A geosynchronous orbit is when a satellite or other device’s orbit matches the Earth’s rotation so that the satellite travels around the Earth in a straight line and stays at the same point in the sky relative to the Earth. This means that as the Earth rotates, the satellites rotates  around the Earth at the same speed so that its relative position never changes. Geosynchronous orbits are used for a number of purposes, including monitoring a specific region and communicating with Earth-based systems. Geosynchronous orbits include geostationary orbits, super-synchronous orbits, sub-synchronous orbits, and graveyard orbits.

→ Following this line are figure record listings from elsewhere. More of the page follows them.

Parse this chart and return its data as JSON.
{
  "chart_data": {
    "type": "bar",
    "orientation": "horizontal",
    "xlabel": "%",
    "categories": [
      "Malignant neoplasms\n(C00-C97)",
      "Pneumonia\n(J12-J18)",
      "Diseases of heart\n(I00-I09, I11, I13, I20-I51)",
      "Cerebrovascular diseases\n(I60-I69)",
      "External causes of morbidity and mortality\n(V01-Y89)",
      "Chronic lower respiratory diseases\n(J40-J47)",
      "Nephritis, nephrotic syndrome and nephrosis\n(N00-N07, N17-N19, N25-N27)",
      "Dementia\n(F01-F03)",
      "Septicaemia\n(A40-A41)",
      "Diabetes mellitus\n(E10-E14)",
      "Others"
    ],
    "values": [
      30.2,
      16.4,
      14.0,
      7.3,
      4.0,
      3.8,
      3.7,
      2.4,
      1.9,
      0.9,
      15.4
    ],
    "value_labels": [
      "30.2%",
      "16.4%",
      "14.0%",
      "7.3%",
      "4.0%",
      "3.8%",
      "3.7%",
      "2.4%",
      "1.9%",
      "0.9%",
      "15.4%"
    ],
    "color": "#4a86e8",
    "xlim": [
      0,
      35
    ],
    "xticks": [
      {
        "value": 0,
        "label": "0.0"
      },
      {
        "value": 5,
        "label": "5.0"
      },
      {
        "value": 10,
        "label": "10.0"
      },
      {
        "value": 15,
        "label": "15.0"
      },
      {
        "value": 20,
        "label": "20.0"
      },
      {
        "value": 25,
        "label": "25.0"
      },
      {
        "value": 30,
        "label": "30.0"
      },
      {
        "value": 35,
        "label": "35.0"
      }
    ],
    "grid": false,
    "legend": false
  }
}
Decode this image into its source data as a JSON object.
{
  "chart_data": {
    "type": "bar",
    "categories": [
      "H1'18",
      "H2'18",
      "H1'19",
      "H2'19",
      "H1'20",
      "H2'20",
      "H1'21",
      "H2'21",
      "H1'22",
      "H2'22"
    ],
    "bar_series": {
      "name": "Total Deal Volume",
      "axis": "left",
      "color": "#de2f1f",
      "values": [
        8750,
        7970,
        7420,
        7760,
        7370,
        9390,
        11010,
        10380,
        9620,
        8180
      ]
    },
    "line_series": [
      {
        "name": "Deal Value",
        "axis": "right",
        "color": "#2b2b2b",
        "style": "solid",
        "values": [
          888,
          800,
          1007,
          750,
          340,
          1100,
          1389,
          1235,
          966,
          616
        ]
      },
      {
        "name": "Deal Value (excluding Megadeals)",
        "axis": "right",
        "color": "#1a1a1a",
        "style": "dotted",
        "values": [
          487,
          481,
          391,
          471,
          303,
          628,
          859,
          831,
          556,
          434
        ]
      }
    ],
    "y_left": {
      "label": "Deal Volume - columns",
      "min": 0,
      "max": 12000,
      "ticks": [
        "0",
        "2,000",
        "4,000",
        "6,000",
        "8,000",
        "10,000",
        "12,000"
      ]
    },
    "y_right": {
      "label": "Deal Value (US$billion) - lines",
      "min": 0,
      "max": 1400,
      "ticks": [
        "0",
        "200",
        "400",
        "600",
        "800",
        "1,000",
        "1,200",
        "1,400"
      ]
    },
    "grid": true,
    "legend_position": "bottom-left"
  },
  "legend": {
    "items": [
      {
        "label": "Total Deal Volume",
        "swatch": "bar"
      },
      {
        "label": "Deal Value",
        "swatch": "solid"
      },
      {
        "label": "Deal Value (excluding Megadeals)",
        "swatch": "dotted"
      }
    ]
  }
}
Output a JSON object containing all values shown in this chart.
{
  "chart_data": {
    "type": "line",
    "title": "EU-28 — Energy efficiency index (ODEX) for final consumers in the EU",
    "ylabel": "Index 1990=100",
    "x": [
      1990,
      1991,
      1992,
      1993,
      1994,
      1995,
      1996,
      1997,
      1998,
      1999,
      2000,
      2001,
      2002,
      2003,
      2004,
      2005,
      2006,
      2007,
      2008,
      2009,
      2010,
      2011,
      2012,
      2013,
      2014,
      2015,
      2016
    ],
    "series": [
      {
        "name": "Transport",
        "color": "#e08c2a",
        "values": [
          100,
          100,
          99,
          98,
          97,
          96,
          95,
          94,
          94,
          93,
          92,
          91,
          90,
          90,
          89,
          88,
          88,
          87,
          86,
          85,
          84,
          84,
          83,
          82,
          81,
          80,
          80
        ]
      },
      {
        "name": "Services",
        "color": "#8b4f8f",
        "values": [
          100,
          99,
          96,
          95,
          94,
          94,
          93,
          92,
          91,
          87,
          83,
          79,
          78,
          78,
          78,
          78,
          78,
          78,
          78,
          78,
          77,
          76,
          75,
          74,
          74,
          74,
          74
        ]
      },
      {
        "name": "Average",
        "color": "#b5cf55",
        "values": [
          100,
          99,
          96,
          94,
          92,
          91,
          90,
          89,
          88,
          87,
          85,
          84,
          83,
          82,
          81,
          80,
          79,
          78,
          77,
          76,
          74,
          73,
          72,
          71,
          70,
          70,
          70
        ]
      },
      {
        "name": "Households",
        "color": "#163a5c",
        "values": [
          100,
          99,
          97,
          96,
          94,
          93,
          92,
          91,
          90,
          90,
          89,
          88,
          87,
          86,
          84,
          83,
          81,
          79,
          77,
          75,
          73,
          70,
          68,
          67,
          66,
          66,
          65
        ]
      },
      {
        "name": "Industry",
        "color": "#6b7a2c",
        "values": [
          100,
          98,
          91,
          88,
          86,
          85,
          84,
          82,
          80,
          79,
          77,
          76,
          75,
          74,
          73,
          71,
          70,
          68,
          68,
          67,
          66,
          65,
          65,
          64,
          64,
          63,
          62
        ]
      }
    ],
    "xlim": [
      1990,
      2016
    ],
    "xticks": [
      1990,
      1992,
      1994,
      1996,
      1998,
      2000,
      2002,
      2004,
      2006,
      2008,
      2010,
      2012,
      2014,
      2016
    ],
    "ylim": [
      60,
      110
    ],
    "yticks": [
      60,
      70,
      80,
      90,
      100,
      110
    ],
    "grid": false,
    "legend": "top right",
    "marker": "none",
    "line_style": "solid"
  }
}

How a Geosynchronous Orbit Works
A geosynchronous orbit is relatively common and many communication and surveillance satellites currently travelling around the Earth use it. Geosynchronous orbits often occur in nature with moons, asteroids, or other natural satellites and chemical rocket thrusters that keep the satellite from floating off into space or crashing into the Earth can artificially produce them. Computer systems and ground-based controllers that activate the thrusters at a highly calculated time and position control these chemical rocket thrusters in order to keep the satellite in the same position throughout its orbit.

Applications
Geosynchronous orbits are used for communication, surveillance, and data transfers. For example, a satellite with a geosynchronous orbit provides Internet access and phone service to users in rural areas that do not have local service providers. Geosynchronous satellites can also be used to survey a landmass for map-making, spy on military forces on the ground, and listen in on communication broadcasts from all over the world.

Advantages
Geosynchronous orbits have several advantages over other types of orbits. For example, geosynchronous orbits allow ground systems to stay in communication with satellites and prevent the satellite from wandering away from where it is expected to be. Geosynchronous orbits allow two-way communication with ground stations on a daily basis and allow the satellite to cover a much larger area than a geostationary orbit.

Disadvantages
Although geosynchronous orbits are advantageous, they also have several disadvantages. For example, geosynchronous orbits cause a slight delay in the time it takes for radio signals to reach the satellite and return to a ground station on the Earth. This delay causes a significant loss of data and lack of real-time communication, especially for Internet and telephone services. Another disadvantage is that they do not cover all areas of the Earth, especially in the Northern hemisphere, where land masses and curvature of the Earth tend to block radio signals.